Thu, 2012-09-27 15:19 -- mansfieldland

Kelly Webster, the Director of The Writing Center, discusses Native Son, by Richard Wright.

 

Transcript

In honor of Banned Books Week’s 30th Anniversary, I want to talk about a book that I think has been banned in many different contexts since it was published in 1945, a book that’s still debated today, and a book that I read when I was probably sixteen or seventeen years old and it had a pretty big impact on me at that time.

So the book is Richard Wright’s Native Son, which has been banned in different places for a variety of reasons but it seems like some of the major patterns in why it has been banned is because of what people perceive as violence, profanity, and sexually explicit content. The book is about an African American man, the main character is Bigger Thomas, who lives in inner city Chicago in the 1930s and he, in moment of, I think, great fear and panic, winds up suffocating a white woman, and he murders her. Bigger, the character, suffers from all kinds of dysfunction as a result of racism, poverty, his life growing up in inner city Chicago. And so the book, as a result the book explores not only Bigger’s guilt, because he winds up confessing to his crime and suffering all kinds of guilt but I think the book also explores society’s guilt for why his life turned out the way it did.

So I read this, like I said, when I was in high school. I was only sixteen and sort of right at the cusp of adulthood, I guess. Pretty lacking in experiences, probably thinking I knew far more about the world than I actually did. And I think that’s the thing about many of the books that have been banned, I think many of us have read these books when we were right on the edge of becoming an adult. So books like To Kill a Mockingbird, The Great Gatsby, 1984 and even I think younger generations, more recently, books like Harry Potter or The Hunger Games – so books that we read when we were lacking in experience but probably forming our opinions about the world.

So this book, I think the value of this book, and probably the value of – one of the values of literature in general – is that when you are lacking in experience, and all of us are, to a certain degree, I think literature can give you access to experiences that you wouldn’t otherwise have, to other realities or other possibilities that you wouldn’t otherwise encounter, and that was certainly the case when I read this book. It sort of forced me to stretch beyond what was familiar to me.

So, when I read this book I was in high school. It was on the assigned reading list for my, my – it must have been my sophomore or junior year English class, and we had a number of parents who objected to this book. And so my teacher, my high school teacher, who was a big supporter of banned books, of – not – of having us read banned books, my teacher was forced to give the class an alternative. So, they didn’t take the book off the reading list, but the students were allowed to choose a book to read instead. So, I would say that probably half of my class did not read this book – they read a different book. And for me that was problematic, even then I remember as a sixteen year old thinking: I couldn’t talk to half of my class about this book and about what I was experiencing reading it, and I think that the other book, the other option, probably had far less at stake. This book made me a lot more uncomfortable than the other book made my classmates.

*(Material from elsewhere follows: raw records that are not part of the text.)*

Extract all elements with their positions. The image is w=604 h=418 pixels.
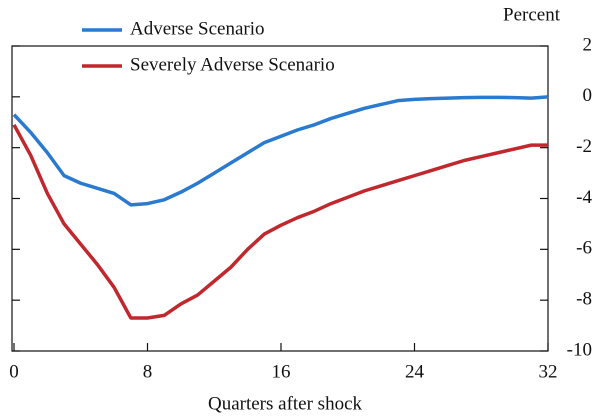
x-tick-label: 24: [405, 361, 425, 382]
y-tick-label: -8: [576, 289, 592, 310]
y-tick-label: 2: [583, 34, 593, 55]
x-tick-label: 8: [143, 361, 153, 382]
y-axis-label: Percent: [503, 4, 561, 25]
data-line: [12, 123, 548, 320]
y-tick-label: -4: [576, 187, 592, 208]
data-line: [12, 95, 549, 207]
legend-label: Severely Adverse Scenario: [130, 54, 335, 75]
x-tick-label: 32: [539, 361, 558, 382]
plot-frame: [11, 45, 549, 352]
x-axis-label: Quarters after shock: [208, 393, 363, 414]
x-tick-label: 16: [272, 361, 291, 382]
y-tick-label: -10: [567, 339, 592, 360]
y-tick-label: 0: [583, 85, 593, 106]
x-tick-label: 0: [9, 361, 19, 382]
legend-label: Adverse Scenario: [130, 18, 265, 39]
y-tick-label: -6: [576, 238, 592, 259]
y-tick-label: -2: [576, 136, 592, 157]
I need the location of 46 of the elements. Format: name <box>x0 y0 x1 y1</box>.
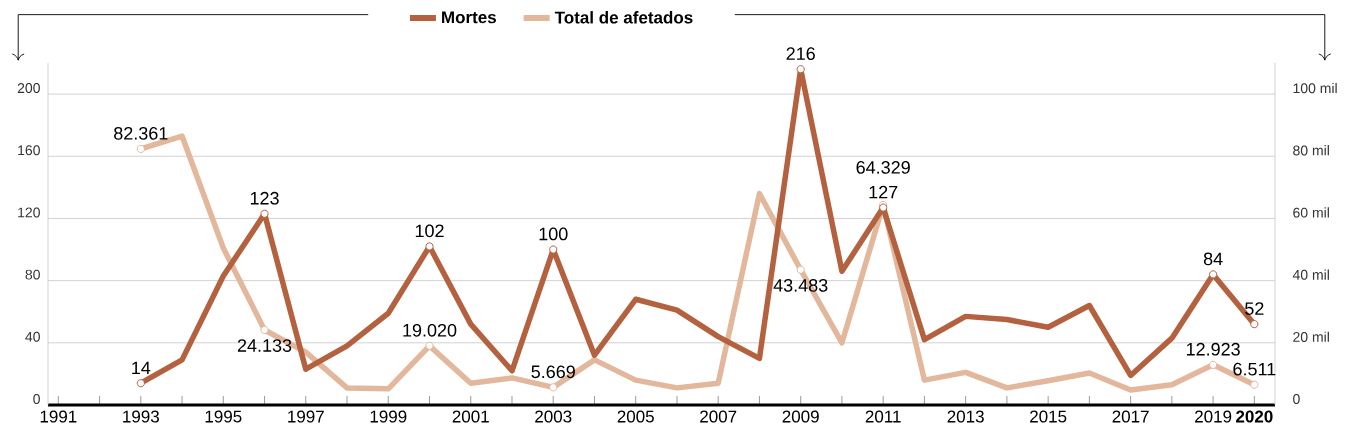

So there’s a lot more, I think, to face in a book like this. I couldn’t, as a student, I couldn’t escape this book. I had dreams about it. I couldn’t stop thinking about Bigger, the character, or about the social issues that it brought up that I had never thought about before. So I think, for me, Native Son, really represents – and probably all banned books represent – really the freedom to be able to read something that could potentially change you, and the freedom to read things that take us sort of beyond our small worlds. And my world was pretty small at that time, and I would probably say that my world is pretty small still, so I think reading things that are outside the scope of what we would otherwise experience is pretty important. So this is my book!

I’m Kelly Webster, I’m the Director of the Writing Center, and I read banned books.